P21 System Performance in Accordance
When deploying any enterprise-level application such as Epicor’s Prophet 21 ERP, system performance is an extremely important consideration, one that can have significant impact on the successful use of the application. Memory allocation, transaction logging, network connections and a litany of other factors can affect the user community’s experience of the application. Failures in any one of these areas can bring an application to a grinding halt. This is certainly the case in a P21 environment.
As such, the work of a P21 administrator is critical in the successful deployment and maintenance of the Prophet 21 ecosystem.
While the successful administration of a P21 environment will differ on several factors, such as the version installed, the presence of a middleware server, the use of terminal services, and the use of the legacy desktop application, the actions taken to attain, maintain, and sustain a P21 ecosystem can be summarized by the two following principles:
- Scaling Up: Stacking up resources onto a single existing server, user terminal, network, or device to allow it to perform better and bear additional load.
- Scaling Out: Branching out by breaking out additional servers, terminals, network connections or devices to improve the capacity and capability of the overall P21 infrastructure.
Scaling up in a Prophet 21 Ecosystem
Scaling up involves the addition of resources, most often to a server, to address issues with usage and performance. In many cases, the performance of a single server, whether it is an application server, a database server or a user terminal, can be improved by identifying the problem in question and judiciously allocating some additional resources, such as RAM, CPU, or storage.
Let’s use the Prophet 21 desktop application as an example. The architecture of the legacy desktop application was such that a single desktop client generally consumed one entire CPU when in use. This creates a challenge for terminal services, given that two users logged into the same terminal server cannot share the same CPU, as is the case with other applications.
To address this, system administrators need to “scale up” and add CPUs to the terminal server, to allow multiple users to work from it in parallel. This is of course easier to do when the computer is virtualized, so admins will want to consider this should they have the need to build out a remote desktop for their user community. Depending on the number of users in your company, such an approach to your P21 environment may be satisfactory.

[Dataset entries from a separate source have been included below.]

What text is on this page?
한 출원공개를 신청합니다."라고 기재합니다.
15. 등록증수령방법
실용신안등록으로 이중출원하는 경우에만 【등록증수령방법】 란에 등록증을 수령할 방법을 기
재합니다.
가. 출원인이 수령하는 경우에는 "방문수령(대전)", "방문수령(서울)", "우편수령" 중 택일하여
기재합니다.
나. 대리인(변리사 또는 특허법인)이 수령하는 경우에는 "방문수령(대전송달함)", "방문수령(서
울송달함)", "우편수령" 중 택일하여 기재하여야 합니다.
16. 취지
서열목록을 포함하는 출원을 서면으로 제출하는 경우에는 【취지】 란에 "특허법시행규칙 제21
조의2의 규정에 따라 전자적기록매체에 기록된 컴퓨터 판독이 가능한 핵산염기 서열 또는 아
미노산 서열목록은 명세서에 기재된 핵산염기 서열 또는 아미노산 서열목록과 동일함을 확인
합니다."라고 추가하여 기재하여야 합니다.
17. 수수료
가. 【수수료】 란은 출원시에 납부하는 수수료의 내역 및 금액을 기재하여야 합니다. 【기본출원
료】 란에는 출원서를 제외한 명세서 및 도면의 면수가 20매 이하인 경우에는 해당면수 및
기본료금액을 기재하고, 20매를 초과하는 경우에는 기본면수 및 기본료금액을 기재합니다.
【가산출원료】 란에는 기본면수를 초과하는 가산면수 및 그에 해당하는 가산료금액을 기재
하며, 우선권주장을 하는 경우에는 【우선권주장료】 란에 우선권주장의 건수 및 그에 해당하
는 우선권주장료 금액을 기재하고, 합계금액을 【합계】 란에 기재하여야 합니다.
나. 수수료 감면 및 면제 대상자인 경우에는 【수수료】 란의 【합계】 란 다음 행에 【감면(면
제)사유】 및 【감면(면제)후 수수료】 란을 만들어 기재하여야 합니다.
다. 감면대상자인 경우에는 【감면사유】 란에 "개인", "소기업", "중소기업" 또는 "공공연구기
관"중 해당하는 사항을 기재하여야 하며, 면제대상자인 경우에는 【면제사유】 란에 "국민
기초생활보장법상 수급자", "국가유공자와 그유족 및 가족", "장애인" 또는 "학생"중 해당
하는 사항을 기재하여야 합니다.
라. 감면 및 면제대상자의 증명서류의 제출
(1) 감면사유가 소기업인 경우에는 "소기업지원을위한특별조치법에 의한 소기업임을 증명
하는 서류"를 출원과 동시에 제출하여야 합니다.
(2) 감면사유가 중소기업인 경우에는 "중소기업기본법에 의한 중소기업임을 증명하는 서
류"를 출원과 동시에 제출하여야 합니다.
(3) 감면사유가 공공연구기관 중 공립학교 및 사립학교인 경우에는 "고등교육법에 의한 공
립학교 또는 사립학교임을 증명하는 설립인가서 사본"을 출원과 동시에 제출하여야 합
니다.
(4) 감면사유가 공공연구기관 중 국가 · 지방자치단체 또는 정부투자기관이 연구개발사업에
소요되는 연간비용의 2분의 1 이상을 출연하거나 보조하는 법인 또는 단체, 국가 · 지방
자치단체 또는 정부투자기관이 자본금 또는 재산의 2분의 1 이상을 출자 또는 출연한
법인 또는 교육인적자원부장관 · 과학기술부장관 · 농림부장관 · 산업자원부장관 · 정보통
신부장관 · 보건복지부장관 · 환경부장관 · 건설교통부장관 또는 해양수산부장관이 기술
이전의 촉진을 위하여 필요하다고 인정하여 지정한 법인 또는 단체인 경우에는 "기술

With the shift from the legacy P21 desktop application to the P21 middleware server, the concern with scale similarly shifts. Scaling up under the modern architecture now involves the resources allocated to a given middleware server to allow it to handle heavier loads. Even here, it is not uncommon that companies encounter scaling issues with the P21 middleware server, as the company grows. In many cases, the answer is not to scale up, but to scale out.
Scaling out in a Prophet 21 Ecosystem
Using the example of the Prophet 21 desktop application, a company can scale up a single remote desktop so high before the additional building blocks no longer elevate its cause. In the case of a remote desktop, a single terminal server can support approximately 12 CPUs to support roughly 15 users working in parallel—any further and the platform begins to bend under the weight of its own design.
In this case, it is preferable to spin up a separate P21 terminal server to support additional user requirements, and to integrate the multiple servers with a broker to create a server farm.
A similar but updated concern relates to Epicor’s middleware application server layer, and the number of users it can support. As with the development of a Prophet 21 server farm for remote desktops, the need might arise to create a load-balanced farm of Prophet 21 middleware servers, in order to meet user needs.
The shift from a 2-tiered architecture, in which the fat client speaks directly to the database to a 3-tiered architecture, where the thin client speaks to the middleware server naturally shifts much of the heavy lifting from the traditional desktop client to the P21 middleware server itself.
Again, the specifications are ambiguous, but we’ve found that often a single Prophet 21 middleware server can be scaled up such that it will support roughly 50 concurrent users before the server can no longer perform any additional heavy lifting. In these cases, it is preferable to build out a new Prophet 21 middleware server in a load-balanced environment.
P21 Economies of Scale
In practice, helping users often involves some combination of scaling up and scaling out. It begins with an understanding of the scope and limitations of the Prophet 21 architecture and an understanding of the size of the user community and their needs. From there, the combinations and permutations become an intriguing and multifaceted challenge for the P21 administrator to circumnavigate.